Our vastly improved healthcare systems and successful public health campaigns have moved us beyond the health threats of the Victorian era as well. We live a great deal longer than we did even 60 to 70 years ago, and we outlive our 19th-century ancestors by decades. The word "sanitation" applies on so many levels to our greatly improved quality of life. But the death process may have been sanitized to the point that we've sanitized our connection to and conversation about the messy, conflicted, anxious, resistant inner narrative running in the back of our collective mind.


The blessing of our current cultural health and safety understandings and the increased longevity we've been afforded is the opportunity to contemplate death, to think about how we want to die, what kind of death we want, and what we want done with our bodies when we’re dead. We have the luxury now to actually debate and deliberate about assisted dying: the rights of the individual to decide how and when to die versus the counter argument that taking death into our own hands will essentially undermine the moral fabric of society. Death is much more political and personal than it has ever been.


It's true that for many, death is something to ignore. It is remarkable how many people (of all ages) will admit to never thinking about death. Have you ever thought about or talked about what you want done with your body after you die? If not, why?

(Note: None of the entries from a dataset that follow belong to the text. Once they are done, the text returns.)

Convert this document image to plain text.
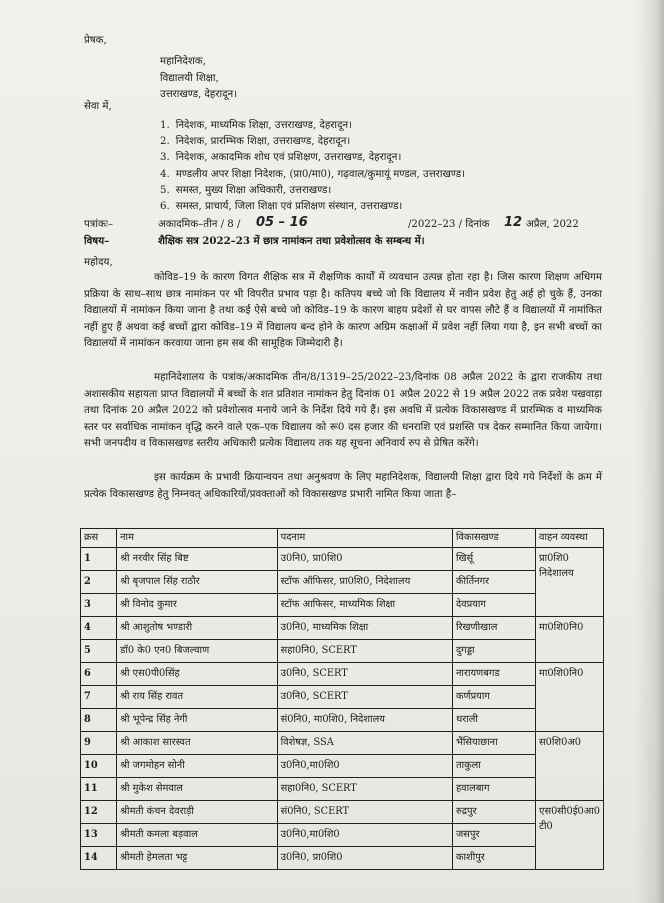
प्रेषक,
महानिदेशक,
विद्यालयी शिक्षा,
उत्तराखण्ड, देहरादून।
सेवा में,
1. निदेशक, माध्यमिक शिक्षा, उत्तराखण्ड, देहरादून।
2. निदेशक, प्रारम्भिक शिक्षा, उत्तराखण्ड, देहरादून।
3. निदेशक, अकादमिक शोध एवं प्रशिक्षण, उत्तराखण्ड, देहरादून।
4. मण्डलीय अपर शिक्षा निदेशक, (प्रा0/मा0), गढ़वाल/कुमायूं मण्डल, उत्तराखण्ड।
5. समस्त, मुख्य शिक्षा अधिकारी, उत्तराखण्ड।
6. समस्त, प्राचार्य, जिला शिक्षा एवं प्रशिक्षण संस्थान, उत्तराखण्ड।
पत्रांकः–	अकादमिक–तीन / 8 / 05 – 16	/2022–23 / दिनांक 12 अप्रैल, 2022
विषय–	शैक्षिक सत्र 2022–23 में छात्र नामांकन तथा प्रवेशोत्सव के सम्बन्ध में।
महोदय,
कोविड–19 के कारण विगत शैक्षिक सत्र में शैक्षणिक कार्यों में व्यवधान उत्पन्न होता रहा है। जिस कारण शिक्षण अधिगम प्रक्रिया के साथ–साथ छात्र नामांकन पर भी विपरीत प्रभाव पड़ा है। कतिपय बच्चे जो कि विद्यालय में नवीन प्रवेश हेतु अर्ह हो चुके हैं, उनका विद्यालयों में नामांकन किया जाना है तथा कई ऐसे बच्चे जो कोविड–19 के कारण बाहय प्रदेशों से घर वापस लौटे हैं व विद्यालयों में नामांकित नहीं हुए हैं अथवा कई बच्चों द्वारा कोविड–19 में विद्यालय बन्द होने के कारण अग्रिम कक्षाओं में प्रवेश नहीं लिया गया है, इन सभी बच्चों का विद्यालयों में नामांकन करवाया जाना हम सब की सामूहिक जिम्मेदारी है।
महानिदेशालय के पत्रांक/अकादमिक तीन/8/1319–25/2022–23/दिनांक 08 अप्रैल 2022 के द्वारा राजकीय तथा अशासकीय सहायता प्राप्त विद्यालयों में बच्चों के शत प्रतिशत नामांकन हेतु दिनांक 01 अप्रैल 2022 से 19 अप्रैल 2022 तक प्रवेश पखवाड़ा तथा दिनांक 20 अप्रैल 2022 को प्रवेशोत्सव मनाये जाने के निर्देश दिये गये हैं। इस अवधि में प्रत्येक विकासखण्ड में प्रारम्भिक व माध्यमिक स्तर पर सर्वाधिक नामांकन वृद्धि करने वाले एक–एक विद्यालय को रू0 दस हजार की धनराशि एवं प्रशस्ति पत्र देकर सम्मानित किया जायेगा। सभी जनपदीय व विकासखण्ड स्तरीय अधिकारी प्रत्येक विद्यालय तक यह सूचना अनिवार्य रुप से प्रेषित करेंगे।
इस कार्यक्रम के प्रभावी क्रियान्वयन तथा अनुश्रवण के लिए महानिदेशक, विद्यालयी शिक्षा द्वारा दिये गये निर्देशों के क्रम में प्रत्येक विकासखण्ड हेतु निम्नवत् अधिकारियों/प्रवक्ताओं को विकासखण्ड प्रभारी नामित किया जाता है–
क्रस	नाम	पदनाम	विकासखण्ड	वाहन व्यवस्था
1	श्री नरवीर सिंह बिष्ट	उ0नि0, प्रा0शि0	खिर्सू	प्रा0शि0 निदेशालय
2	श्री बृजपाल सिंह राठौर	स्टॉफ ऑफिसर, प्रा0शि0, निदेशालय	कीर्तिनगर	
3	श्री विनोद कुमार	स्टॉफ आफिसर, माध्यमिक शिक्षा	देवप्रयाग	
4	श्री आशुतोष भण्डारी	उ0नि0, माध्यमिक शिक्षा	रिखणीखाल	मा0शि0नि0
5	डॉ0 के0 एन0 बिजल्वाण	सहा0नि0, SCERT	दुगड्डा	
6	श्री एस0पी0सिंह	उ0नि0, SCERT	नारायणबगड	मा0शि0नि0
7	श्री राय सिंह रावत	उ0नि0, SCERT	कर्णप्रयाग	
8	श्री भूपेन्द्र सिंह नेगी	सं0नि0, मा0शि0, निदेशालय	थराली	
9	श्री आकाश सारस्वत	विशेषज्ञ, SSA	भैंसियाछाना	स0शि0अ0
10	श्री जगमोहन सोनी	उ0नि0,मा0शि0	ताकुला	
11	श्री मुकेश सेमवाल	सहा0नि0, SCERT	हवालबाग	
12	श्रीमती कंचन देवराड़ी	सं0नि0, SCERT	रुद्रपुर	एस0सी0ई0आ0 टी0
13	श्रीमती कमला बड़वाल	उ0नि0,मा0शि0	जसपुर	
14	श्रीमती हेमलता भट्ट	उ0नि0, प्रा0शि0	काशीपुर	
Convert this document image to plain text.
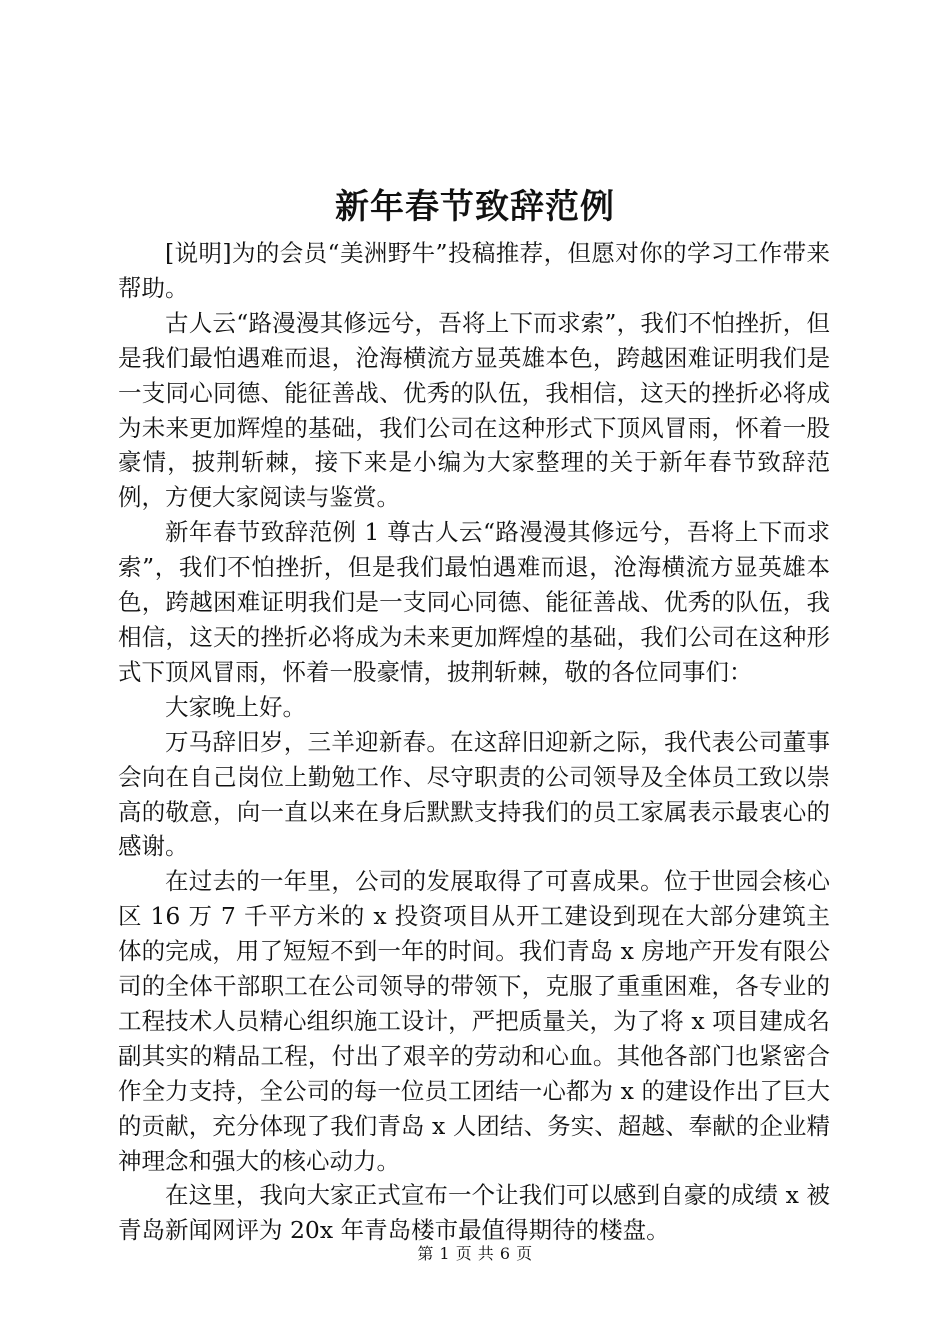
新年春节致辞范例

[说明]为的会员“美洲野牛”投稿推荐，但愿对你的学习工作带来帮助。

古人云“路漫漫其修远兮，吾将上下而求索”，我们不怕挫折，但是我们最怕遇难而退，沧海横流方显英雄本色，跨越困难证明我们是一支同心同德、能征善战、优秀的队伍，我相信，这天的挫折必将成为未来更加辉煌的基础，我们公司在这种形式下顶风冒雨，怀着一股豪情，披荆斩棘，接下来是小编为大家整理的关于新年春节致辞范例，方便大家阅读与鉴赏。

新年春节致辞范例 1 尊古人云“路漫漫其修远兮，吾将上下而求索”，我们不怕挫折，但是我们最怕遇难而退，沧海横流方显英雄本色，跨越困难证明我们是一支同心同德、能征善战、优秀的队伍，我相信，这天的挫折必将成为未来更加辉煌的基础，我们公司在这种形式下顶风冒雨，怀着一股豪情，披荆斩棘，敬的各位同事们：

大家晚上好。

万马辞旧岁，三羊迎新春。在这辞旧迎新之际，我代表公司董事会向在自己岗位上勤勉工作、尽守职责的公司领导及全体员工致以崇高的敬意，向一直以来在身后默默支持我们的员工家属表示最衷心的感谢。

在过去的一年里，公司的发展取得了可喜成果。位于世园会核心区 16 万 7 千平方米的 x 投资项目从开工建设到现在大部分建筑主体的完成，用了短短不到一年的时间。我们青岛 x 房地产开发有限公司的全体干部职工在公司领导的带领下，克服了重重困难，各专业的工程技术人员精心组织施工设计，严把质量关，为了将 x 项目建成名副其实的精品工程，付出了艰辛的劳动和心血。其他各部门也紧密合作全力支持，全公司的每一位员工团结一心都为 x 的建设作出了巨大的贡献，充分体现了我们青岛 x 人团结、务实、超越、奉献的企业精神理念和强大的核心动力。

在这里，我向大家正式宣布一个让我们可以感到自豪的成绩 x 被青岛新闻网评为 20x 年青岛楼市最值得期待的楼盘。

第 1 页 共 6 页
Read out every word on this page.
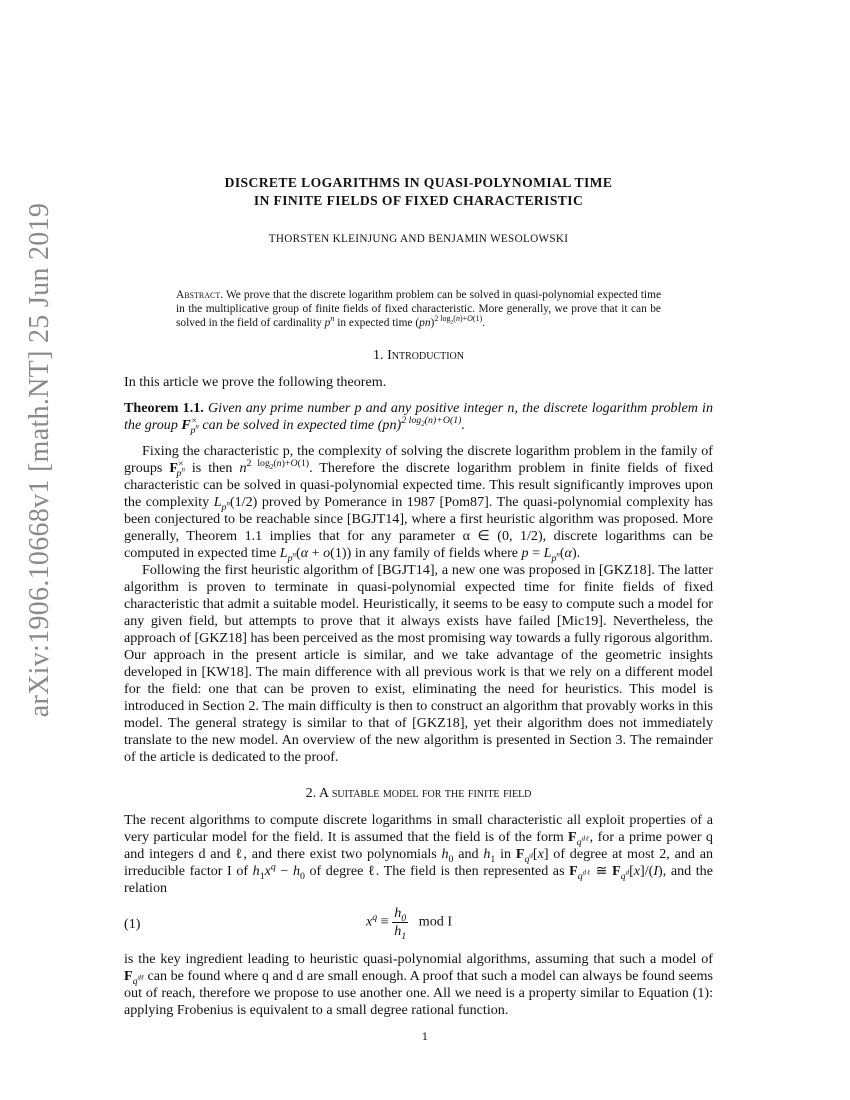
arXiv:1906.10668v1 [math.NT] 25 Jun 2019
DISCRETE LOGARITHMS IN QUASI-POLYNOMIAL TIME
IN FINITE FIELDS OF FIXED CHARACTERISTIC
THORSTEN KLEINJUNG AND BENJAMIN WESOLOWSKI
Abstract. We prove that the discrete logarithm problem can be solved in quasi-polynomial expected time in the multiplicative group of finite fields of fixed characteristic. More generally, we prove that it can be solved in the field of cardinality $p^n$ in expected time (pn)$^{2 log_2(n)+O(1)}$.
1. Introduction

In this article we prove the following theorem.

Theorem 1.1. Given any prime number p and any positive integer n, the discrete logarithm problem in the group $F^\times_{p^n}$ can be solved in expected time (pn)$^{2 log_2(n)+O(1)}$.

Fixing the characteristic p, the complexity of solving the discrete logarithm problem in the family of groups $F^\times_{p^n}$ is then $n^{2 log_2(n)+O(1)}$. Therefore the discrete logarithm problem in finite fields of fixed characteristic can be solved in quasi-polynomial expected time. This result significantly improves upon the complexity $L_{p^n}(1/2)$ proved by Pomerance in 1987 [Pom87]. The quasi-polynomial complexity has been conjectured to be reachable since [BGJT14], where a first heuristic algorithm was proposed. More generally, Theorem 1.1 implies that for any parameter α ∈ (0, 1/2), discrete logarithms can be computed in expected time $L_{p^n}(\alpha + o(1))$ in any family of fields where $p = L_{p^n}(\alpha)$.

Following the first heuristic algorithm of [BGJT14], a new one was proposed in [GKZ18]. The latter algorithm is proven to terminate in quasi-polynomial expected time for finite fields of fixed characteristic that admit a suitable model. Heuristically, it seems to be easy to compute such a model for any given field, but attempts to prove that it always exists have failed [Mic19]. Nevertheless, the approach of [GKZ18] has been perceived as the most promising way towards a fully rigorous algorithm. Our approach in the present article is similar, and we take advantage of the geometric insights developed in [KW18]. The main difference with all previous work is that we rely on a different model for the field: one that can be proven to exist, eliminating the need for heuristics. This model is introduced in Section 2. The main difficulty is then to construct an algorithm that provably works in this model. The general strategy is similar to that of [GKZ18], yet their algorithm does not immediately translate to the new model. An overview of the new algorithm is presented in Section 3. The remainder of the article is dedicated to the proof.

2. A suitable model for the finite field

The recent algorithms to compute discrete logarithms in small characteristic all exploit properties of a very particular model for the field. It is assumed that the field is of the form $F_{q^{d\ell}}$, for a prime power q and integers d and ℓ, and there exist two polynomials $h_0$ and $h_1$ in $F_{q^d}[x]$ of degree at most 2, and an irreducible factor I of $h_1x^q - h_0$ of degree ℓ. The field is then represented as $F_{q^{d\ell}}$ ≅ $F_{q^d}[x]/(I)$, and the relation

(1)	$x^q \equiv \frac{h_0}{h_1}$ mod I

is the key ingredient leading to heuristic quasi-polynomial algorithms, assuming that such a model of $F_{q^{d\ell}}$ can be found where q and d are small enough. A proof that such a model can always be found seems out of reach, therefore we propose to use another one. All we need is a property similar to Equation (1): applying Frobenius is equivalent to a small degree rational function.

1
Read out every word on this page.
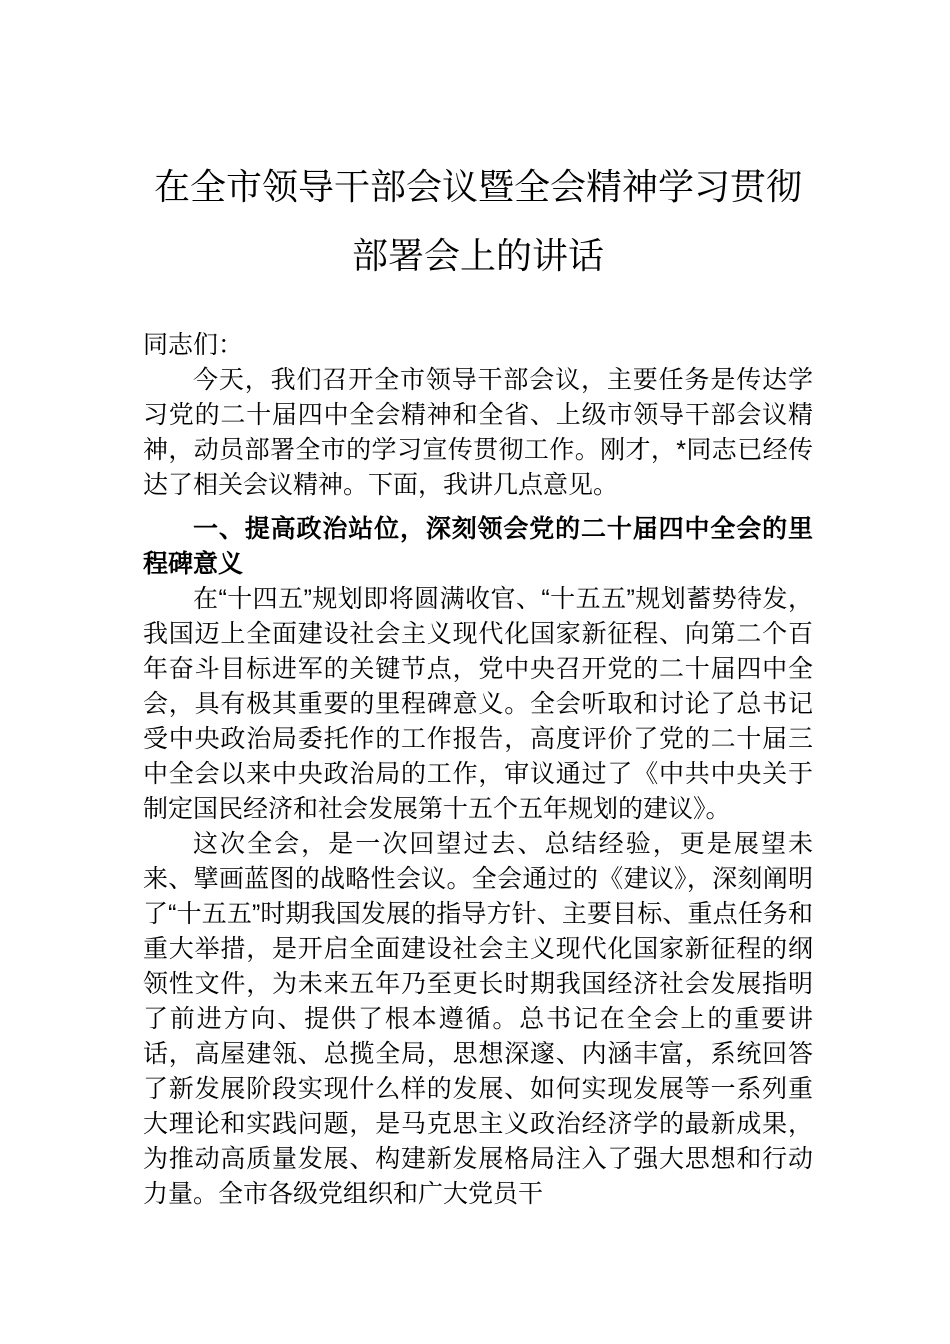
在全市领导干部会议暨全会精神学习贯彻部署会上的讲话

同志们：

今天，我们召开全市领导干部会议，主要任务是传达学习党的二十届四中全会精神和全省、上级市领导干部会议精神，动员部署全市的学习宣传贯彻工作。刚才，*同志已经传达了相关会议精神。下面，我讲几点意见。

一、提高政治站位，深刻领会党的二十届四中全会的里程碑意义

在“十四五”规划即将圆满收官、“十五五”规划蓄势待发，我国迈上全面建设社会主义现代化国家新征程、向第二个百年奋斗目标进军的关键节点，党中央召开党的二十届四中全会，具有极其重要的里程碑意义。全会听取和讨论了总书记受中央政治局委托作的工作报告，高度评价了党的二十届三中全会以来中央政治局的工作，审议通过了《中共中央关于制定国民经济和社会发展第十五个五年规划的建议》。

这次全会，是一次回望过去、总结经验，更是展望未来、擘画蓝图的战略性会议。全会通过的《建议》，深刻阐明了“十五五”时期我国发展的指导方针、主要目标、重点任务和重大举措，是开启全面建设社会主义现代化国家新征程的纲领性文件，为未来五年乃至更长时期我国经济社会发展指明了前进方向、提供了根本遵循。总书记在全会上的重要讲话，高屋建瓴、总揽全局，思想深邃、内涵丰富，系统回答了新发展阶段实现什么样的发展、如何实现发展等一系列重大理论和实践问题，是马克思主义政治经济学的最新成果，为推动高质量发展、构建新发展格局注入了强大思想和行动力量。全市各级党组织和广大党员干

But with the movement of the baby-boomers into the sunset years of their lives, this generation is leading a growing number of people, old and young alike, toward engagment with death in an active, open and productive, and importantly more personal manner. A person’s thoughts, ideas, desires, beliefs and choices can change, and often do regarding death. A growing cultural movement to deepen the conversation on a personal level is reflected in the resurgence of interest and participation in global Death Cafe's, Death Doula Trainings, Hospice Workshops and innumerable books being published on the topic in the past five years.


New forms of dead body disposal technology continue to appear, and this inevitably means people will choose future methods of final disposal that might seem shocking today. Water and potassium hydroxide-based tissue digestion systems, for example, is already operational, as are bio-composting and mushroom burial suits. The “green burial movement is fast evolving and maturing in response to our expanding, shared awareness of death as a part of life. The alternatives to embalming and burning will only increase in the coming years.


Perhaps its time to notice that attitudes and social mores about Death are changing. We can intentionally reframe or helpfully evolve the cultural narrative from an orientation to death as a socially repressed taboo subject, to an encouraging and supportive story about life; a story that presents death not as weird or macabre but rather integral to our lives, and an organic, magnificent, sacred, and fundamentally simple process.


Reassuring clients, friends and relatives that a natural part of living is to wonder about and think about death can be accomplished in many ways, perhaps most impactfully, through sharing our own thoughts, ideas, fears, beliefs, hopes and desires, relative to our end.


Experiment with talking about death. Tenderly and respectfully, ask questions, be curious and share your own contemplations and apprehensions with others. Perhaps you will discover, as I have, that the philosopher Spinoza was right: "discussing death is a meditation, not on dying, but on living life."